Дней через пять на Глебкино имя принесли телеграмму: "Встречай посылку с проводником вагон такой-то, поезд такой-то брат". Была суббота, страна гуляла май, и опять набралась целая куча праздников да выходных, так что Глебка даже обрадовался возможности смотаться в большой город, убить время. Указанный вагон обнаружил, возле него на каблучках притопывала молоденькая проводница, и когда Глеб спросил о посылке, она, уточнив его имя и фамилию, протянула ему корешок квитанции, по которой, оказывается, надо было еще получить эту посылку в багажном вагоне.

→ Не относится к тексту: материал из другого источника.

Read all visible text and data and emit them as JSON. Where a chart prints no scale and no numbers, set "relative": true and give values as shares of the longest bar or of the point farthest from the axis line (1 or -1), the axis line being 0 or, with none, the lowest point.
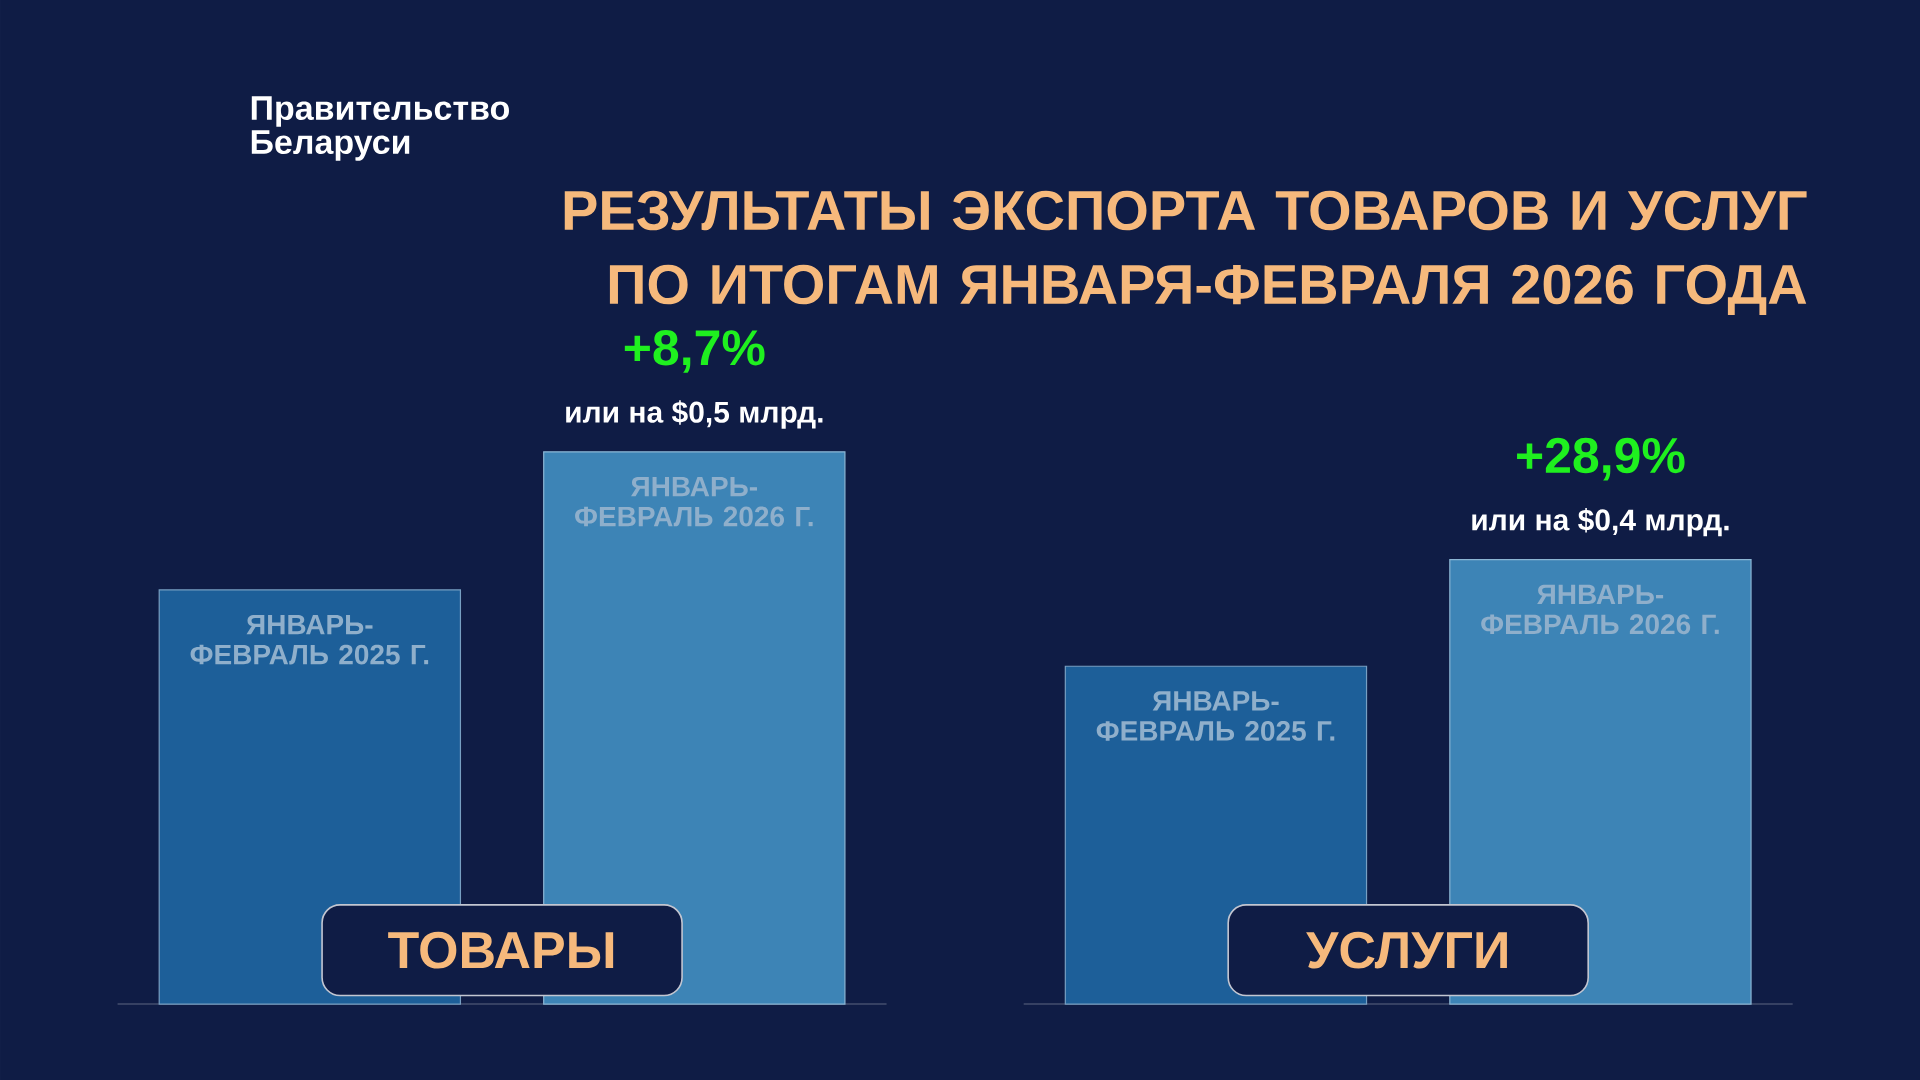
{
  "chart_data": [
    {
      "type": "bar",
      "title": "РЕЗУЛЬТАТЫ ЭКСПОРТА ТОВАРОВ И УСЛУГ ПО ИТОГАМ ЯНВАРЯ-ФЕВРАЛЯ 2026 ГОДА",
      "xlabel": "ТОВАРЫ",
      "relative": true,
      "categories": [
        "ЯНВАРЬ-ФЕВРАЛЬ 2025 Г.",
        "ЯНВАРЬ-ФЕВРАЛЬ 2026 Г."
      ],
      "values": [
        0.75,
        1
      ],
      "colors": [
        "#1d5f99",
        "#3d84b6"
      ],
      "annotations": [
        "Правительство Беларуси",
        {
          "text": "+8,7%",
          "x": "ЯНВАРЬ-ФЕВРАЛЬ 2026 Г.",
          "y": 1
        },
        {
          "text": "или на $0,5 млрд.",
          "x": "ЯНВАРЬ-ФЕВРАЛЬ 2026 Г.",
          "y": 1
        }
      ]
    },
    {
      "type": "bar",
      "xlabel": "УСЛУГИ",
      "relative": true,
      "categories": [
        "ЯНВАРЬ-ФЕВРАЛЬ 2025 Г.",
        "ЯНВАРЬ-ФЕВРАЛЬ 2026 Г."
      ],
      "values": [
        0.76,
        1
      ],
      "colors": [
        "#1d5f99",
        "#3d84b6"
      ],
      "annotations": [
        {
          "text": "+28,9%",
          "x": "ЯНВАРЬ-ФЕВРАЛЬ 2026 Г.",
          "y": 1
        },
        {
          "text": "или на $0,4 млрд.",
          "x": "ЯНВАРЬ-ФЕВРАЛЬ 2026 Г.",
          "y": 1
        }
      ]
    }
  ]
}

Вагон этот был первым после электровоза, походил на амбар с широкими воротами, и в них стоял, зевая, молодой же, как проводница, начальник, что ли, этого вагона, который, приняв квиток, кивнул Глебке в угол, где, окутанная авоськой, стояла здоровенная пятилитровая жестяная банка с иностранной наклейкой.

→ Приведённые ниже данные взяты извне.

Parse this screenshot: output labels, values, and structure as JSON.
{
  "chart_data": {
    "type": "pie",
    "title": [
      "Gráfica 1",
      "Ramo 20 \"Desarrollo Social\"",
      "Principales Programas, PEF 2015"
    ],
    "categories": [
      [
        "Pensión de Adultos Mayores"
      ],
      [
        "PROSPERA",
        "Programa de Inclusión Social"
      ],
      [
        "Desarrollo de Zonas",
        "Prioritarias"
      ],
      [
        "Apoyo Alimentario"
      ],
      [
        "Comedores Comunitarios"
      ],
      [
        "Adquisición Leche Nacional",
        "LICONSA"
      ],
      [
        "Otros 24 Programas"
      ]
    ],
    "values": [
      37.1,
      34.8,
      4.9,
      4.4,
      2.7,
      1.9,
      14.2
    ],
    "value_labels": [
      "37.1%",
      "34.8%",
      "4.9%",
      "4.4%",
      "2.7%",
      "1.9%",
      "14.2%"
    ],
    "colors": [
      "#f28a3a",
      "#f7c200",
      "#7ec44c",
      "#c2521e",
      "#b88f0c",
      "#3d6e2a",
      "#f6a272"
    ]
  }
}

Глеб поднял ее, вытащил на асфальт, прочитал вслух: "Ballistol". Тут же помотал головой, разобрал, что это оружейное масло, но куда столько? В тир, что ли? К Хаджанову?
Спасибо еще, что автовокзал в городе впритык к станции, а то бы Глебка пупок развязал. Пер банку, каждые десять метров останавливаясь — не так тяжело было, как неудобно. Встал в автобусную очередь.
Ну и любопытен же народ наш! Увидев банку, чуть не каждый норовил наклониться, разглядеть, чего там написано. Особенно женская половина. Одна бабка выразилась ясней всех.
— Это у тебя, милок, не подсолнечное масло? Какое-то ненашенское. Бают, всё опять вздорожает.
— Машинное масло, — отбрехнулся Глебка сдержанно.
— О-о, — махнула рукой женщина, — одне машины у них на уме. Да все иностранские: своего-то ничего не осталося!
И тут вдруг затрещало, задымилось — сразу и со всех сторон. У автовокзала притормозила целая стая мотоциклов с бородатыми мужиками в коже — все сверкает, блестит, грохочет, ничего не слыхать. Разговорчивая бабка перекрестилась.
Прямо возле Глебки тормознул мотоциклист — безбородый, ясноглазый. А когда прямо к нему обратился, он понял, что это не парень, а девушка. Почти девчонка.
— Мальчик! — крикнула она. — Краснополянск по этой дороге? Он только кивнул утвердительно.
Девчонка смотрела на него весело — легкая, уверенная, совершенно не здешняя, и все газовала, не отъезжала, чего-то, может, еще хотела спросить. Потом опустила глаза на Глебкин груз, вскинула их с удивлением снова на Глебку, крикнула:
— Ого! Баллистол!
И врубила свой мотоциклище на полную катушку.
Еще минута, и Глебке показалось, что все это видение просто приснилось ему.
К очереди подкатил, подергиваясь, кособокий "пазик". Глебка влез вслед за старухой, взял билет и притаился в заднем углу, подальше от входа.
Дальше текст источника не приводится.